Che cos'è lo studio ARISTOTLE
Lo studio ARISTOTLE ha confrontato due farmaci, apixaban e warfarin, usati per ridurre il rischio di ictus e altri problemi causati da coaguli di sangue in persone con fibrillazione atriale non valvolare, una condizione del cuore che può causare battiti irregolari.
Obiettivi dello studio
- Descrivere le emorragie maggiori secondo criteri specifici internazionali.
- Identificare le sedi dove si verificano questi sanguinamenti.
- Valutare la mortalità entro 30 giorni dopo un sanguinamento grave.
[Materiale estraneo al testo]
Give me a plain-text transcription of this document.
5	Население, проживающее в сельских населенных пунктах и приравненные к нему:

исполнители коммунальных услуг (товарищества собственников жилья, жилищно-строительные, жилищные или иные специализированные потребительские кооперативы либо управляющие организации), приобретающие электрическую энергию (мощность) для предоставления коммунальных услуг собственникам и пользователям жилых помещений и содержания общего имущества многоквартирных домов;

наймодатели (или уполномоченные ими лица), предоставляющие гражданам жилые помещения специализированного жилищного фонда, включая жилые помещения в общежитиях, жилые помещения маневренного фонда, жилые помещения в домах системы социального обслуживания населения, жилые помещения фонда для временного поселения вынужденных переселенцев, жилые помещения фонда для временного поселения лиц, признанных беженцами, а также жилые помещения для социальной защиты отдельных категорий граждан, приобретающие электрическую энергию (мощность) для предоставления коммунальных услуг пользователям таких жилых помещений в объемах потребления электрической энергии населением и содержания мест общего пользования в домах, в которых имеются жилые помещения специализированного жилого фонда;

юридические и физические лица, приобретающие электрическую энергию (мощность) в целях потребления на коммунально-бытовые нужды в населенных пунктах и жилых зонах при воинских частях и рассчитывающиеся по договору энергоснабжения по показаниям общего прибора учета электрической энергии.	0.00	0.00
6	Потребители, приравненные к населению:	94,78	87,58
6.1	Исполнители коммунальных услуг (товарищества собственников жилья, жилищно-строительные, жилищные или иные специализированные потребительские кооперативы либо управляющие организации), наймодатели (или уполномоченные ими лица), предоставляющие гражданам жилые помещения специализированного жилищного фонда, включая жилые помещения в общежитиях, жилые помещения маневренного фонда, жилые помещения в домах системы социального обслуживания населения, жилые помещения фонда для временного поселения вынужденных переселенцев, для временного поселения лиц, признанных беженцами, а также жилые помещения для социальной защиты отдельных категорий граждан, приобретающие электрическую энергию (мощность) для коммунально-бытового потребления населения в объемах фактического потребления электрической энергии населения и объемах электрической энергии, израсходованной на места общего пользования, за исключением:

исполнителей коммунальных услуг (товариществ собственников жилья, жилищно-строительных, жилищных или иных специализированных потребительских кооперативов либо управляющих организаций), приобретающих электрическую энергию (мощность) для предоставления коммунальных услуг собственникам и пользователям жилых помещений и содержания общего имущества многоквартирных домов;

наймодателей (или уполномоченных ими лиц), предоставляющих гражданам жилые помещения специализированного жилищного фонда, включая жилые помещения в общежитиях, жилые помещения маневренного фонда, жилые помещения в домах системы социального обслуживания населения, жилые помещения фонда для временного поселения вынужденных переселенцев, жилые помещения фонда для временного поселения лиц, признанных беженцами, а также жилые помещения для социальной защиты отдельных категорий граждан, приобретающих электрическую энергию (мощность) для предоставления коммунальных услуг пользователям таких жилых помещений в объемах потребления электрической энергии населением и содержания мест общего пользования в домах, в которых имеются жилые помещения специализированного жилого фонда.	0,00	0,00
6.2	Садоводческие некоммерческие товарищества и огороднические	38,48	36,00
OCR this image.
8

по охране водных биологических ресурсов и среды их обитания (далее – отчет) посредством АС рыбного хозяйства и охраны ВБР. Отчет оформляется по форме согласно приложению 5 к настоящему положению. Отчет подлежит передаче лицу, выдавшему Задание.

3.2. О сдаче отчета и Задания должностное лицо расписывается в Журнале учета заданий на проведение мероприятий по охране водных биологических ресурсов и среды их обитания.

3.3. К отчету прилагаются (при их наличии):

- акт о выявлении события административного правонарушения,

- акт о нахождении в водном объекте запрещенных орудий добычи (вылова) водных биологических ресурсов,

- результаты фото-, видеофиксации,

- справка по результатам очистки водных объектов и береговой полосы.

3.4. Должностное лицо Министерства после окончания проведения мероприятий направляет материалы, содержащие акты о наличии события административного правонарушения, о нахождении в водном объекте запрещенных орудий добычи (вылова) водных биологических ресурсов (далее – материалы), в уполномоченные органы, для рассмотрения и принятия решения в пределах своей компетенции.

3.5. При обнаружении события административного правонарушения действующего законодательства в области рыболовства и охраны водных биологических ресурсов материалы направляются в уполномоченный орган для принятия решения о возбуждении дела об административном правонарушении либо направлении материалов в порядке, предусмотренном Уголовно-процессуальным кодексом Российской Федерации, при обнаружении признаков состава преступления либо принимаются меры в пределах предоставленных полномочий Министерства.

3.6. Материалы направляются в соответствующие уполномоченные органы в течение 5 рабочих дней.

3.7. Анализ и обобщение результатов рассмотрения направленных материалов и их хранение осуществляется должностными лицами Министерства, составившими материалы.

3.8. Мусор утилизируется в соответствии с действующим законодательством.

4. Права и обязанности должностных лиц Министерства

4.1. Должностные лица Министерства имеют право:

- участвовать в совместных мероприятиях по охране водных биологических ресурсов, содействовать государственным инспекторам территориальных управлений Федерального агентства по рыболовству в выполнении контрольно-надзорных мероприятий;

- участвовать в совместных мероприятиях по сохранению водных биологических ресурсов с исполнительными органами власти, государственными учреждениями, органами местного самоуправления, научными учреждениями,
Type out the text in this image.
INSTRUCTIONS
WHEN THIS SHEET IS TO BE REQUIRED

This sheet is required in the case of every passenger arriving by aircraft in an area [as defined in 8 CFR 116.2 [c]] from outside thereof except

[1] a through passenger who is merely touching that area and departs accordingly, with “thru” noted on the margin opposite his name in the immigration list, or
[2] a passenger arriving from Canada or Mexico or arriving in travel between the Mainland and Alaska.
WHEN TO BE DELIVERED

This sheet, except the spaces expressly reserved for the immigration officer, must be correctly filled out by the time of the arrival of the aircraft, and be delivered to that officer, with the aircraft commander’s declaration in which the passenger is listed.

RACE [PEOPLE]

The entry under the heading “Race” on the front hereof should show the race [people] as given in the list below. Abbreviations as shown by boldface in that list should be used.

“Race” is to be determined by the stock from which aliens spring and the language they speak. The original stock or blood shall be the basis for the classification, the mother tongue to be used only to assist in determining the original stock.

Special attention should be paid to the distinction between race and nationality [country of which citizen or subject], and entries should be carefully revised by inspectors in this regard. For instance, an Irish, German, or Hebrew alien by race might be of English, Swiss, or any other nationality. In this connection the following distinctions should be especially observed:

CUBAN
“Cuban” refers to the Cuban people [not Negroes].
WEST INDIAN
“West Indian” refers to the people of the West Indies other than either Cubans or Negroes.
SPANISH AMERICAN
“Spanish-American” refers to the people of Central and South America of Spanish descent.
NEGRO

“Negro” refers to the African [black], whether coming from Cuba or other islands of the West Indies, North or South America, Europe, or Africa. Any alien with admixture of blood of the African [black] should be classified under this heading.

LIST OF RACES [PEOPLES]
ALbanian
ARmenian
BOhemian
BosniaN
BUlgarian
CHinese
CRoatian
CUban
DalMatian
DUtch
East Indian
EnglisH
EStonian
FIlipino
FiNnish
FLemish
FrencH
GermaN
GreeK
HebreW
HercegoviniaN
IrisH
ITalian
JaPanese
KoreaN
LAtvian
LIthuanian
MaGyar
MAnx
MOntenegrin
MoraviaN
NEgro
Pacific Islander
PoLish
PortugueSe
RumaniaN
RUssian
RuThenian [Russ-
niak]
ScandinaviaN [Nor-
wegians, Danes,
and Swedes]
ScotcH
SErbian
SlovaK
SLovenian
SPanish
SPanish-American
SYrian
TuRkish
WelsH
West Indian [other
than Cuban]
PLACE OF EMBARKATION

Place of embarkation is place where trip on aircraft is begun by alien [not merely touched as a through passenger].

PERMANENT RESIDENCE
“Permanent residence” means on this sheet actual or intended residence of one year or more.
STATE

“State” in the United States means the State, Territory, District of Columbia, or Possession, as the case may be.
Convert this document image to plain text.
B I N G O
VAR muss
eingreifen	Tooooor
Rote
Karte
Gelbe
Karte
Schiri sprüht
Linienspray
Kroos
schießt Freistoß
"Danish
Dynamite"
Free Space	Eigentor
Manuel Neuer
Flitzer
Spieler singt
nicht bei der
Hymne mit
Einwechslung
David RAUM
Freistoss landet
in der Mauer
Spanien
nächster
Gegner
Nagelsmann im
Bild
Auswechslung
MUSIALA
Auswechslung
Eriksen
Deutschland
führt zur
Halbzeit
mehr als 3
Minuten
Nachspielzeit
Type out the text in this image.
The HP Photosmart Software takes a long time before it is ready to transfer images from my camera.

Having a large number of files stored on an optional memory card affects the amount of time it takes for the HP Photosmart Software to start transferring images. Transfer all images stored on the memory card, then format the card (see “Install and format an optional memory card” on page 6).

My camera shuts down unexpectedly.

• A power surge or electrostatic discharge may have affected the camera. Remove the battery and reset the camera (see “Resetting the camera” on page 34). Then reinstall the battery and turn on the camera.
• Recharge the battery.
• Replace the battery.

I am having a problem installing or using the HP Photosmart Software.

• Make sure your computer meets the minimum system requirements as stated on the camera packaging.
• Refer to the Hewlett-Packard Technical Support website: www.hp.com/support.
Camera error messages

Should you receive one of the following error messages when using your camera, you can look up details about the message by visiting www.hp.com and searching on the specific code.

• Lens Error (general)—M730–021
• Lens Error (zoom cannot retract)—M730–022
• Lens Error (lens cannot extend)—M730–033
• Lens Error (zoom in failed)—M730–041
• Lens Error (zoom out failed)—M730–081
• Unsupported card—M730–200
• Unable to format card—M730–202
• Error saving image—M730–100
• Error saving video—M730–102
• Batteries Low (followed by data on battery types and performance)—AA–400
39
- Individuare i fattori di rischio associati a queste emorragie.
Partecipanti e metodo
Lo studio ha incluso 18.140 pazienti che hanno ricevuto almeno una dose di uno dei due farmaci. Per analizzare i fattori di rischio è stato usato un metodo statistico chiamato modello di Cox.
Risultati principali
- Il rischio di emorragie maggiori è stato più basso nel gruppo trattato con apixaban (2,13% all'anno) rispetto a quello con warfarin (3,09% all'anno).
- Le emorragie maggiori fuori dal cervello (emorragie extracraniche) nei pazienti con apixaban hanno richiesto meno ricoveri in ospedale, meno interventi medici o chirurgici, meno trasfusioni e meno cambiamenti nella terapia.
- La mortalità entro 30 giorni da un sanguinamento grave è stata circa la metà nei pazienti con apixaban rispetto a quelli con warfarin.
Fattori di rischio per sanguinamenti
Alcune condizioni o situazioni aumentano il rischio di sanguinamenti gravi, tra cui:
- Età avanzata
- Precedenti episodi di sanguinamento, ictus o attacchi ischemici transitori (TIA)
- Diabete
- Problemi ai reni
- Anemia
- Uso di farmaci come l'aspirina (ASA) e i farmaci antinfiammatori non steroidei (FANS)
In conclusione
Rispetto al warfarin, l'apixaban è risultato più sicuro per i pazienti con fibrillazione atriale, con un rischio più basso di sanguinamenti gravi, meno complicazioni dopo emorragie fuori dal cervello e una riduzione del 50% della mortalità entro 30 giorni dopo un sanguinamento importante.